刷新报告数据库
目前,我们的项目有一个 OLTP sql server 2005 数据库。我们计划构建一个单独的报告数据库(非规范化),以便我们可以减轻 OLTP 数据库的负载。我不太确定同步这些数据库的最佳方法是什么。不过,我们并不是在寻找实时系统。 SSIS 是一个好的选择吗?我对 SSIS 完全陌生,所以不确定可行性。请提供您的意见。
We are currently having an OLTP sql server 2005 database for our project. We are planning to build a separate reporting database(de-normalized) so that we can take the load off from our OLTP DB. I'm not quite sure which is the best approach to sync these databases. We are not looking for a real-time system though. Is SSIS a good option? I'm completely new to SSIS, so not sure about the feasibility. Kindly provide your inputs.
如果你对这篇内容有疑问,欢迎到本站社区发帖提问 参与讨论,获取更多帮助,或者扫码二维码加入 Web 技术交流群。
绑定邮箱获取回复消息
由于您还没有绑定你的真实邮箱,如果其他用户或者作者回复了您的评论,将不能在第一时间通知您!
发布评论
评论(2)
每个人对SSIS都有自己的看法。但我多年来一直将它用于数据集市和我当前的环境,这是一个完整的 BI 安装。我个人很喜欢它移动数据的能力,并且它仍然保持着在 30 分钟内移动 1.13 TB 的世界纪录。
至于设置,我们使用事务数据库中的日志传送来填充第二个框。然后使用SSIS对数据进行反规范化和入库。 SSIS 社区也非常大,并且有大量免费培训和有用的在线资源。
Everyone has there own opinion of SSIS. But I have used it for years for datamarts and my current environment which is a full BI installation. I personally love its capabilities to move data and it still is holding the world record for moving 1.13 terabytes in under 30 minutes.
As for setup we use log shipping from our transactional DB to populate a 2nd box. Then use SSIS to de-normalize and warehouse the data. The community for SSIS is also very large and there are tons of free training and helpful resources online.
我们使用 SSIS 构建数据仓库,并从中运行报告。它是一个很大的学习曲线,它抛出的错误并不是特别有用,它有助于擅长 SQL,而不是将其视为“逐行传输”——我的意思是你应该在中创建基于集合的查询sql 命令任务而不是使用大量 SSIS 组件和数据流任务。
了解每个仓库都是不同的,您需要决定如何做到最好。 此链接可能会给您一些好主意。
我们如何实现我们的(我们有一个 postgres 后端并使用 PGNP 提供程序,并且使用链接服务器可以让您的生活更轻松):
首先,您需要在每个表中都有一个时间戳列,以便您可以在最后一次查看时改变了。
然后编写一个查询,选择自上次运行包以来已更改的数据(使用审核表会有所帮助)并将该数据放入临时表中。我们将其作为数据流任务运行,因为(使用 postgres)我们没有任何其他选择,尽管您可以使用对另一个数据库的正常引用(dbname.schemaname.tablename 或类似的东西)或使用链接服务器查询。无论哪种方式,想法都是一样的。

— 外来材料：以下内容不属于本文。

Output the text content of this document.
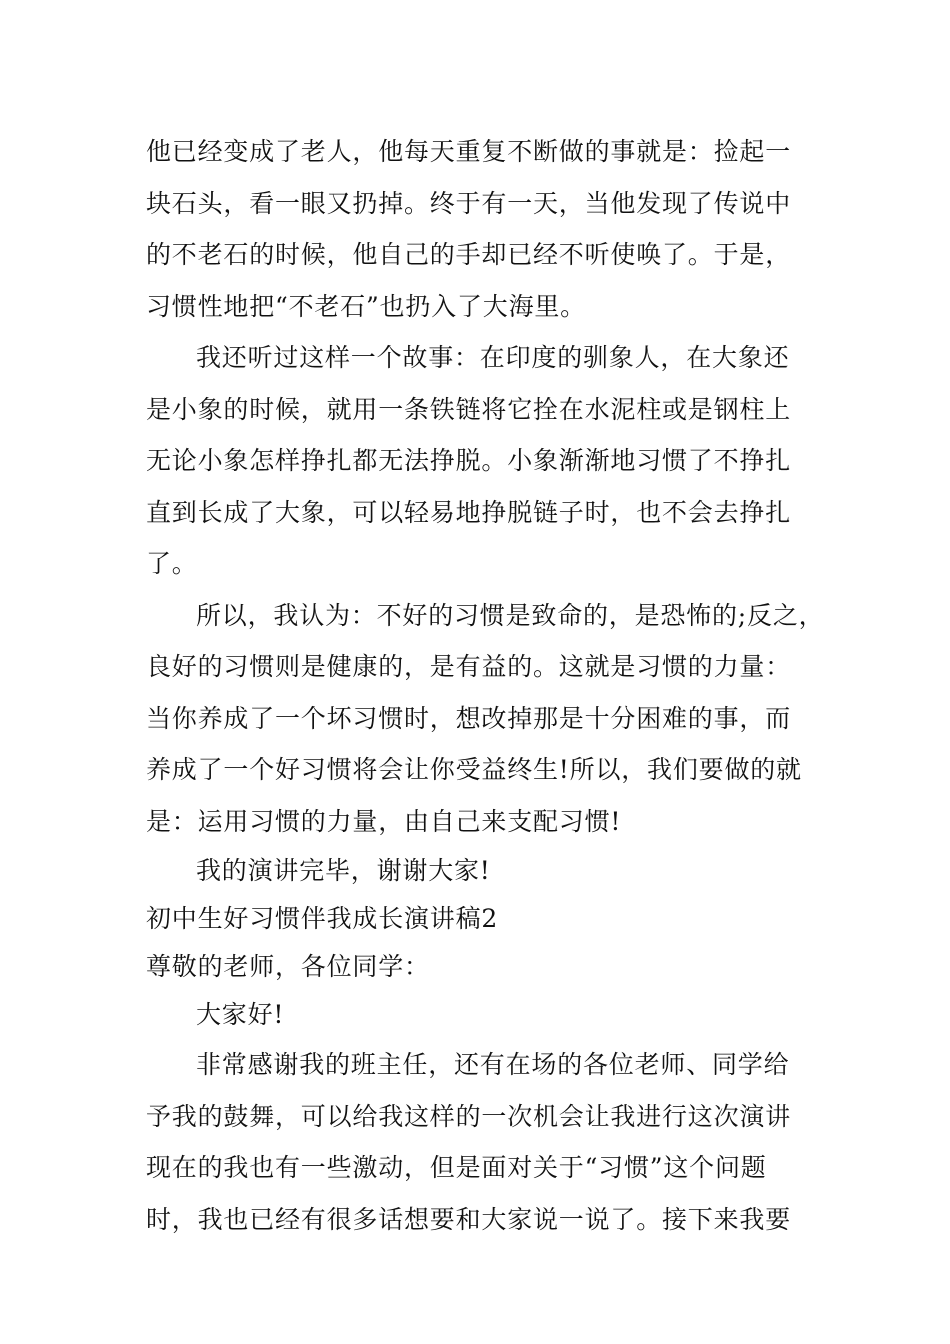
他已经变成了老人，他每天重复不断做的事就是：捡起一
块石头，看一眼又扔掉。终于有一天，当他发现了传说中
的不老石的时候，他自己的手却已经不听使唤了。于是，
习惯性地把“不老石”也扔入了大海里。
我还听过这样一个故事：在印度的驯象人，在大象还
是小象的时候，就用一条铁链将它拴在水泥柱或是钢柱上
无论小象怎样挣扎都无法挣脱。小象渐渐地习惯了不挣扎
直到长成了大象，可以轻易地挣脱链子时，也不会去挣扎
了。
所以，我认为：不好的习惯是致命的，是恐怖的;反之，
良好的习惯则是健康的，是有益的。这就是习惯的力量：
当你养成了一个坏习惯时，想改掉那是十分困难的事，而
养成了一个好习惯将会让你受益终生!所以，我们要做的就
是：运用习惯的力量，由自己来支配习惯!
我的演讲完毕，谢谢大家!
初中生好习惯伴我成长演讲稿2
尊敬的老师，各位同学：
大家好!
非常感谢我的班主任，还有在场的各位老师、同学给
予我的鼓舞，可以给我这样的一次机会让我进行这次演讲
现在的我也有一些激动，但是面对关于“习惯”这个问题
时，我也已经有很多话想要和大家说一说了。接下来我要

您最终会得到自查询以来发生变化的数据。
然后我们更新(基于id)已经存在的数据,然后插入新数据(通过左连接表来找出当前仓库中尚不存在的数据)。
现在我们有一个非规范化的表,在本例中显示每天的工作情况。由此,我们根据该表的聚合值计算其他表。
希望有所帮助,这里有一些我发现有用的好链接:
选择 .Net 或 SSIS
SSIS Talk
包配置
提高数据流的性能
转换
自定义日志记录/好博客
We build our data warehouse using SSIS from which we run reports. Its a big learning curve and the errors it throws aren't particularly useful, and it helps to be good at SQL, rather than treating it as a 'row by row transfer' - what I mean is you should be creating set based queries in sql command tasks rather than using lots of SSIS component and dataflow tasks.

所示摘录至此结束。